PENULISAN HADIS PADA MASA SHAHABAT

PENULISAN HADIS PADA MASA SHAHABAT | NU Online LTN Nahdlatul Ulama Jawa Barat

Zalfa Ashilah Hauramassah Ar-Rasyid – Setelah Nabi Muhammad Saw. wafat, para sahabat tidak dapat lagi mendengar sabda-sabdanya, tidak bisa lagi melihat perbuatan-perbuatannya dan hal-ihwalnya secara langsung. Untuk mengenangnya dan melestarikan ajaran-ajarannya, periwayatan hadis mulai berkembang dari para sahabat kepada kaum muslimin lainnya.
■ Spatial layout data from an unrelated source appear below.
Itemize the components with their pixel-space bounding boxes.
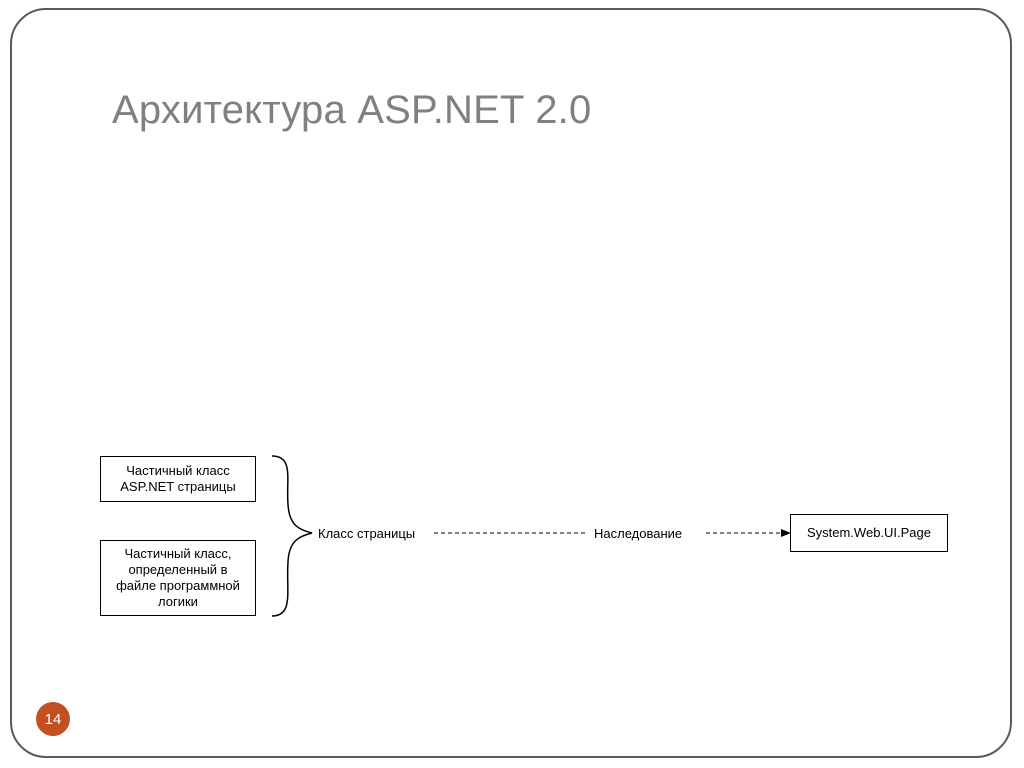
brace-icon xyxy=(272,456,312,616)
slide-frame: Архитектура ASP.NET 2.0 Частичный классA… xyxy=(10,8,1012,758)
label-inheritance: Наследование xyxy=(594,526,682,541)
node-partial-logic: Частичный класс,определенный вфайле прог… xyxy=(100,540,256,616)
node-label: System.Web.UI.Page xyxy=(807,525,931,541)
node-label: Частичный классASP.NET страницы xyxy=(120,463,235,496)
page-number-badge: 14 xyxy=(36,702,70,736)
page-number: 14 xyxy=(45,711,62,728)
node-label: Частичный класс,определенный вфайле прог… xyxy=(116,546,240,611)
label-page-class: Класс страницы xyxy=(318,526,415,541)
node-system-page: System.Web.UI.Page xyxy=(790,514,948,552)
diagram-connectors xyxy=(12,10,1014,760)
node-partial-asp: Частичный классASP.NET страницы xyxy=(100,456,256,502)
diagram: Частичный классASP.NET страницы Частичны… xyxy=(12,10,1014,760)
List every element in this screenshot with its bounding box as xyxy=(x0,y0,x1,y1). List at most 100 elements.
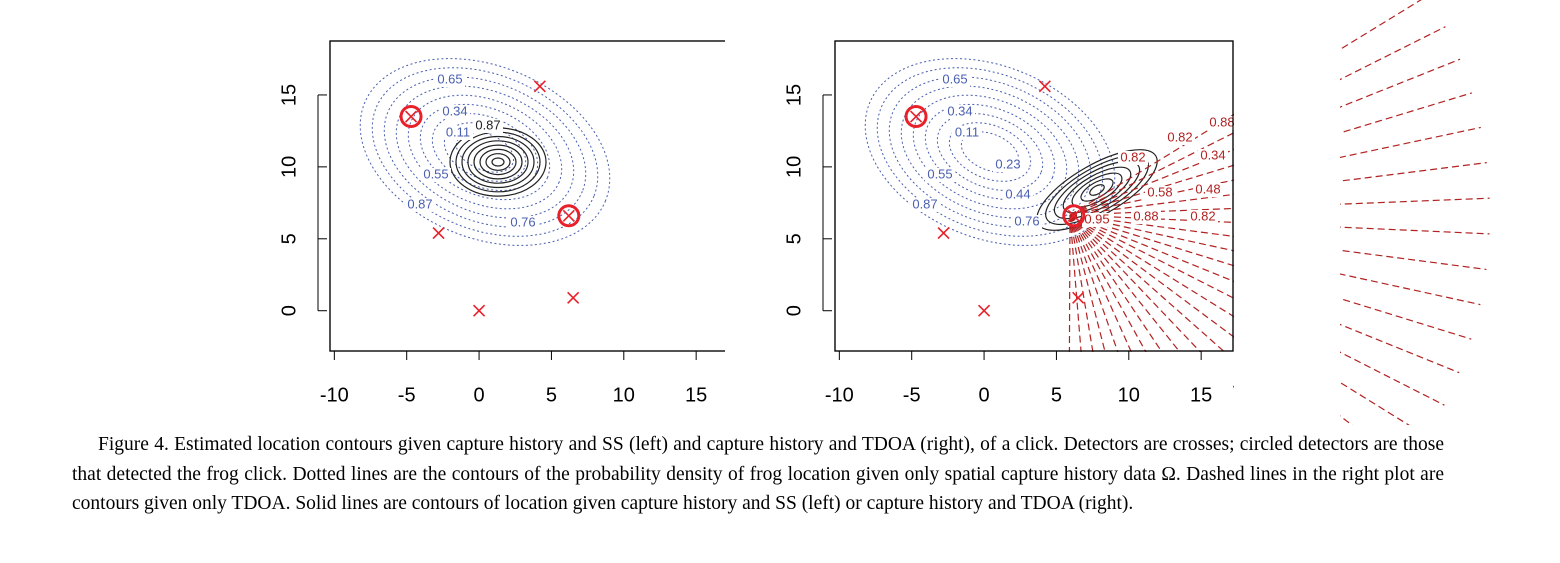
label-backdrop xyxy=(440,105,470,119)
contour-label: 0.88 xyxy=(1209,114,1234,129)
solid-contour xyxy=(461,135,535,189)
x-tick-label: -5 xyxy=(398,384,416,406)
y-tick-label: 0 xyxy=(783,305,805,316)
contour-label: 0.82 xyxy=(1190,208,1215,223)
label-backdrop xyxy=(940,73,970,87)
dotted-contour xyxy=(407,94,563,210)
detector xyxy=(909,110,923,123)
detector-circle xyxy=(557,204,581,228)
detector xyxy=(404,110,418,123)
dotted-contour xyxy=(924,103,1056,201)
detector xyxy=(432,226,445,240)
x-tick-label: 5 xyxy=(1051,384,1062,406)
label-backdrop xyxy=(508,216,538,230)
contour-label: 0.87 xyxy=(475,117,500,132)
detector xyxy=(473,304,486,317)
contour-label: 0.82 xyxy=(1167,129,1192,144)
contour-label: 0.34 xyxy=(947,103,972,118)
dotted-contour xyxy=(888,76,1092,228)
figure: 0.65 0.34 0.11 0.55 0.87 0.76 0.87 -10 -5 0 5 10 15 0… xyxy=(220,0,1490,425)
solid-contour xyxy=(1062,166,1132,214)
dotted-contour xyxy=(431,113,539,191)
contour-label: 0.95 xyxy=(1084,211,1109,226)
dotted-contour xyxy=(371,67,599,237)
contour-label: 0.87 xyxy=(912,196,937,211)
x-tick-label: -5 xyxy=(903,384,921,406)
label-backdrop xyxy=(1082,213,1112,227)
mask xyxy=(330,0,728,40)
mask xyxy=(835,0,1233,40)
contour-label: 0.48 xyxy=(1195,181,1220,196)
label-backdrop xyxy=(1012,215,1042,229)
x-tick-label: 0 xyxy=(474,384,485,406)
y-tick-label: 10 xyxy=(783,156,805,178)
mask xyxy=(330,352,728,425)
label-backdrop xyxy=(945,105,975,119)
detector xyxy=(978,304,991,317)
y-tick-label: 10 xyxy=(278,156,300,178)
mask xyxy=(725,0,834,425)
dotted-contour xyxy=(359,58,611,246)
detector xyxy=(937,226,950,240)
label-backdrop xyxy=(473,119,503,133)
x-tick-label: -10 xyxy=(825,384,854,406)
detector xyxy=(562,209,575,222)
mask xyxy=(220,0,329,425)
label-backdrop xyxy=(993,158,1023,172)
contour-label: 0.34 xyxy=(442,103,467,118)
x-tick-label: 10 xyxy=(613,384,635,406)
contour-label: 0.87 xyxy=(407,196,432,211)
y-tick-label: 5 xyxy=(278,233,300,244)
x-tick-label: 10 xyxy=(1118,384,1140,406)
contour-label: 0.88 xyxy=(1133,208,1158,223)
y-tick-label: 15 xyxy=(783,84,805,106)
contour-label: 0.65 xyxy=(437,71,462,86)
label-backdrop xyxy=(925,168,955,182)
y-tick-label: 0 xyxy=(278,305,300,316)
mask xyxy=(835,352,1233,425)
label-backdrop xyxy=(1118,151,1148,165)
detector xyxy=(1038,80,1051,93)
contour-label: 0.44 xyxy=(1005,186,1030,201)
detector-circle xyxy=(904,105,928,129)
label-backdrop xyxy=(1165,131,1195,145)
dotted-contour xyxy=(864,58,1116,246)
label-backdrop xyxy=(1131,210,1161,224)
contour-label: 0.23 xyxy=(995,156,1020,171)
mask xyxy=(1234,0,1340,425)
detector-circle xyxy=(399,105,423,129)
solid-contour xyxy=(479,148,517,176)
contour-label: 0.55 xyxy=(423,166,448,181)
contour-label: 0.11 xyxy=(446,124,470,139)
solid-contour xyxy=(491,157,505,167)
contour-label: 0.58 xyxy=(1147,184,1172,199)
dotted-contour xyxy=(383,76,587,228)
label-backdrop xyxy=(1003,188,1033,202)
x-tick-label: 5 xyxy=(546,384,557,406)
label-backdrop xyxy=(1188,210,1218,224)
dotted-contour xyxy=(876,67,1104,237)
solid-contour xyxy=(473,144,523,180)
contour-label: 0.65 xyxy=(942,71,967,86)
plot-box xyxy=(329,40,729,352)
contour-label: 0.11 xyxy=(955,124,979,139)
label-backdrop xyxy=(910,198,940,212)
detector xyxy=(533,80,546,93)
label-backdrop xyxy=(952,126,982,140)
solid-contour xyxy=(485,153,511,171)
panel: 0.65 0.34 0.11 0.23 0.55 0.44 0.87 0.76 0.82 0.88… xyxy=(725,0,1490,425)
solid-contour xyxy=(467,140,529,184)
label-backdrop xyxy=(443,126,473,140)
label-backdrop xyxy=(1145,186,1175,200)
dotted-contour xyxy=(455,131,515,173)
x-tick-label: 15 xyxy=(1190,384,1212,406)
contour-label: 0.76 xyxy=(510,214,535,229)
y-tick-label: 5 xyxy=(783,233,805,244)
contour-label: 0.76 xyxy=(1014,213,1039,228)
contour-label: 0.34 xyxy=(1200,147,1225,162)
solid-contour xyxy=(1089,184,1105,196)
solid-contour xyxy=(1053,160,1141,220)
x-tick-label: 0 xyxy=(979,384,990,406)
dotted-contour xyxy=(419,103,551,201)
Para sahabat yang diibaratkan laksana meneguk air yang jernih yang langsung dari sumbernya, berkomitmen untuk tidak mendustakan Nabi Muhammad Saw.. Mereka adalah orang orang pilihan yang rela mengorbankan segenap harta, jiwa dan raga untuk dakwah Islam.

Periode perkembangan hadis pada masa ini dikenal dengan zaman al-Tasabbut wa al-Iqlal min ar-Riwayah, yakni periode membatasi hadis dan menyedikitkan riwayat yang terjadi diperkirakan antara tahun 12-40-an H. Hal ini dilakukan karena para sahabat pada periode ini lebih berkonsentrasi terhadap pemeliharaan dan penyebaran Al-Qur’an. Hal ini sangat nampak dilakukan oleh para sahabat besar khususnya adalah Khulafa ar-Rasyidin. Sebagai akibatnya, periwayatan hadis kurang mendapat perhatian, bahkan mereka berusaha untuk selalu bersikap hati-hati dan membatasi dalam meriwayatkan hadis.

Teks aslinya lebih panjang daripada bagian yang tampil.